D’altronde, casi analoghi esploderanno alla luce del DL n.111 2021, che sancisce “Dal 1° settembre 2021 e fino al 31 dicembre 2021, termine di cessazione dello stato di emergenza” l’obbligo “a esibire la certificazione verde Covid-19”da parte di “tutto il personale scolastico del sistema nazionale di istruzione e universitario, nonché gli studenti universitari”, denunciando, dunque, un sistema discriminatorio, il regime dei sani. Anche in questo caso “Il mancato rispetto delle disposizioni di cui al comma 1 da parte del personale scolastico e di quello universitario è considerato assenza ingiustificata e a decorrere dal quinto giorno di assenza il rapporto di lavoro è sospeso e non sono dovuti la retribuzione né altro compenso o emolumento, comunque denominato”. Questo, indipendentemente – lo si è visto sopra – dalle peculiarità sanitarie di ogni singola persona.

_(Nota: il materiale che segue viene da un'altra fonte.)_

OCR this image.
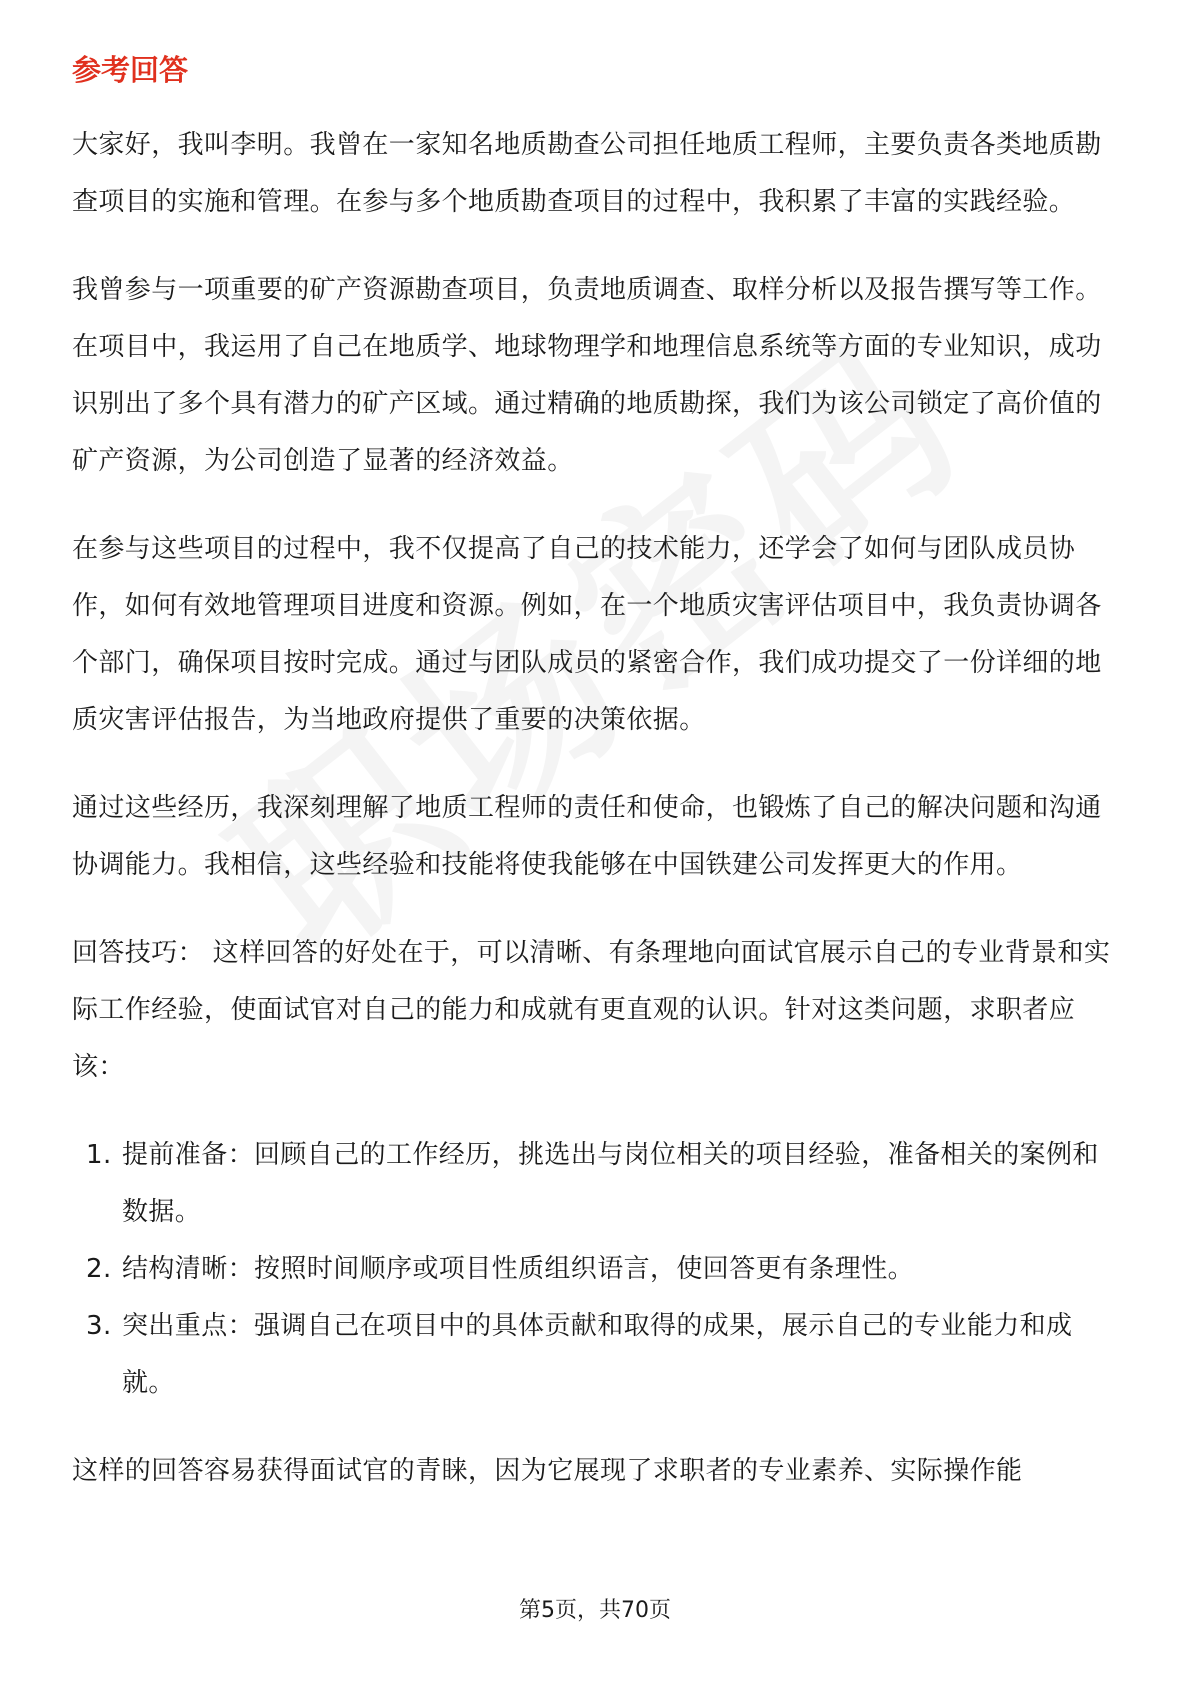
参考回答

大家好，我叫李明。我曾在一家知名地质勘查公司担任地质工程师，主要负责各类地质勘查项目的实施和管理。在参与多个地质勘查项目的过程中，我积累了丰富的实践经验。

我曾参与一项重要的矿产资源勘查项目，负责地质调查、取样分析以及报告撰写等工作。在项目中，我运用了自己在地质学、地球物理学和地理信息系统等方面的专业知识，成功识别出了多个具有潜力的矿产区域。通过精确的地质勘探，我们为该公司锁定了高价值的矿产资源，为公司创造了显著的经济效益。

在参与这些项目的过程中，我不仅提高了自己的技术能力，还学会了如何与团队成员协作，如何有效地管理项目进度和资源。例如，在一个地质灾害评估项目中，我负责协调各个部门，确保项目按时完成。通过与团队成员的紧密合作，我们成功提交了一份详细的地质灾害评估报告，为当地政府提供了重要的决策依据。

通过这些经历，我深刻理解了地质工程师的责任和使命，也锻炼了自己的解决问题和沟通协调能力。我相信，这些经验和技能将使我能够在中国铁建公司发挥更大的作用。

回答技巧： 这样回答的好处在于，可以清晰、有条理地向面试官展示自己的专业背景和实际工作经验，使面试官对自己的能力和成就有更直观的认识。针对这类问题，求职者应该：

1. 提前准备：回顾自己的工作经历，挑选出与岗位相关的项目经验，准备相关的案例和数据。
2. 结构清晰：按照时间顺序或项目性质组织语言，使回答更有条理性。
3. 突出重点：强调自己在项目中的具体贡献和取得的成果，展示自己的专业能力和成就。

这样的回答容易获得面试官的青睐，因为它展现了求职者的专业素养、实际操作能

第5页，共70页
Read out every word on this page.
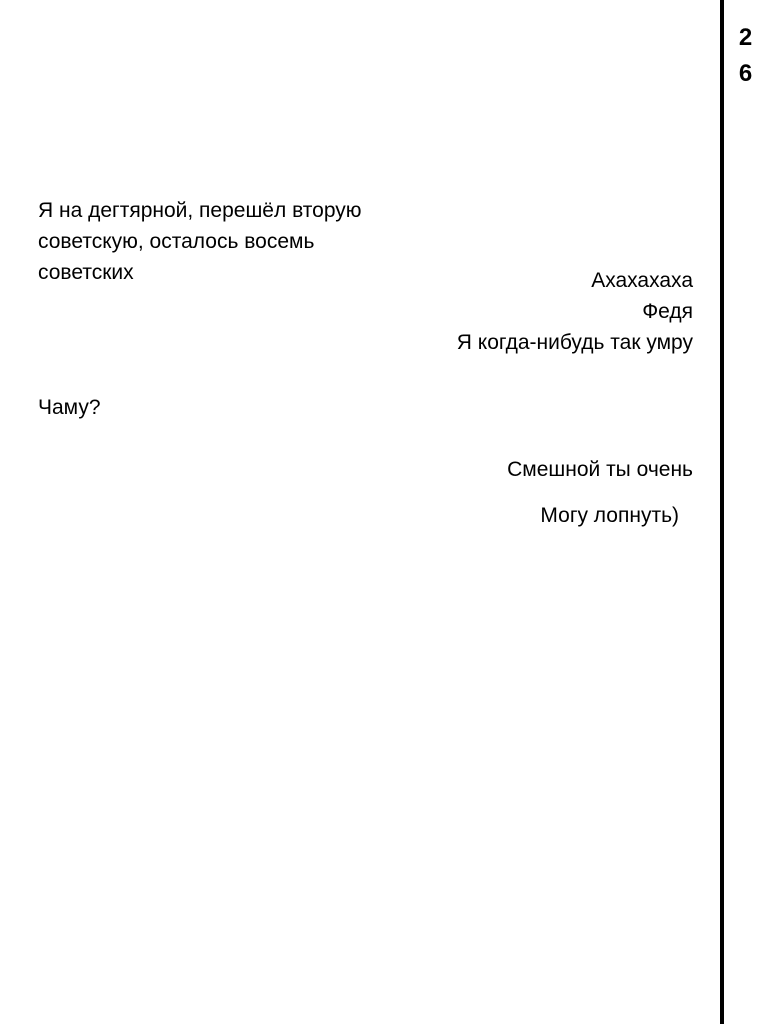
2
6
Я на дегтярной, перешёл вторую
советскую, осталось восемь
советских	Ахахахаха
Федя
Я когда-нибудь так умру
Чаму?
Смешной ты очень
Могу лопнуть)
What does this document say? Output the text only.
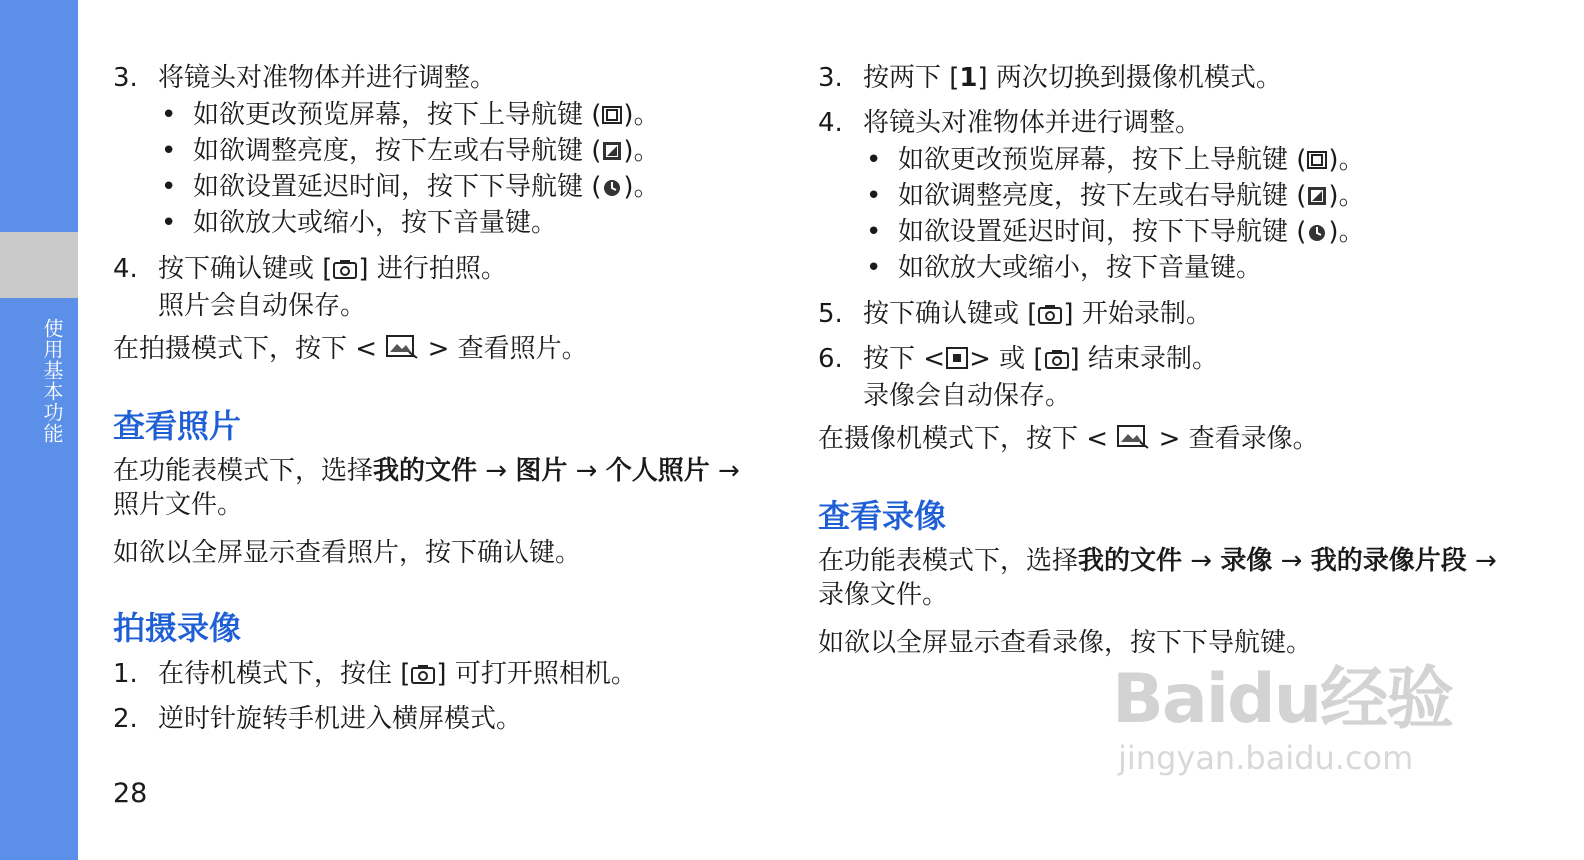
使用基本功能
3. 将镜头对准物体并进行调整。
• 如欲更改预览屏幕，按下上导航键 ( )。
• 如欲调整亮度，按下左或右导航键 ( )。
• 如欲设置延迟时间，按下下导航键 ( )。
• 如欲放大或缩小，按下音量键。
4. 按下确认键或 [ ] 进行拍照。
照片会自动保存。
在拍摄模式下，按下 <  > 查看照片。
查看照片

在功能表模式下，选择我的文件 → 图片 → 个人照片 → 照片文件。

如欲以全屏显示查看照片，按下确认键。

拍摄录像
1. 在待机模式下，按住 [ ] 可打开照相机。
2. 逆时针旋转手机进入横屏模式。
3. 按两下 [1] 两次切换到摄像机模式。
4. 将镜头对准物体并进行调整。
• 如欲更改预览屏幕，按下上导航键 ( )。
• 如欲调整亮度，按下左或右导航键 ( )。
• 如欲设置延迟时间，按下下导航键 ( )。
• 如欲放大或缩小，按下音量键。
5. 按下确认键或 [ ] 开始录制。
6. 按下 < > 或 [ ] 结束录制。
录像会自动保存。
在摄像机模式下，按下 <  > 查看录像。
查看录像

在功能表模式下，选择我的文件 → 录像 → 我的录像片段 → 录像文件。

如欲以全屏显示查看录像，按下下导航键。

28
Baidu经验
jingyan.baidu.com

Sulla questione, Pietro De Angelis, scrittore – Il mistero di Paradise Road è edito da Elliot – uscito dalla Scuola Holden, didatta – La scuola a scuola, Castelvecchi, 2020, è un libro “contro la didattica a distanza” – ha scritto un pensiero che sfocia in una poetica della ribellione, alta, velleitaria, vigile, dunque, fieramente ‘pericolosa’:
“Apriremo scuole nei boschi e biblioteche nei prati. Guarderemo insieme l’alba e il tramonto tenendoci per mano… Non domerete mai il nostro spirito, non ingabbierete mai la nostra libertà. Perché noi abbiamo qualcosa che voi non avete, e non avrete mai. Noi sappiamo ancora incantarci di fronte alla bellezza struggente della vita. Sappiamo camminare piano, per non fare rumore. Rimanere fermi, per non disturbare… Non ci avrete mai. Vi guizzeremo via dalle mani, come tanti pesciolini ribelli. Voi non avete idea, perché non avete immaginazione”.
Come si sa, ai non vaccinati, dal 6 agosto, è precluso l’ingresso nelle biblioteche civiche: i libri possono leggerli solo i sani, i puri, certificati, gli altri, tutti, rimangano ignoranti. Leggeranno il gergo delle nuvole e dei prati, torneranno bestie.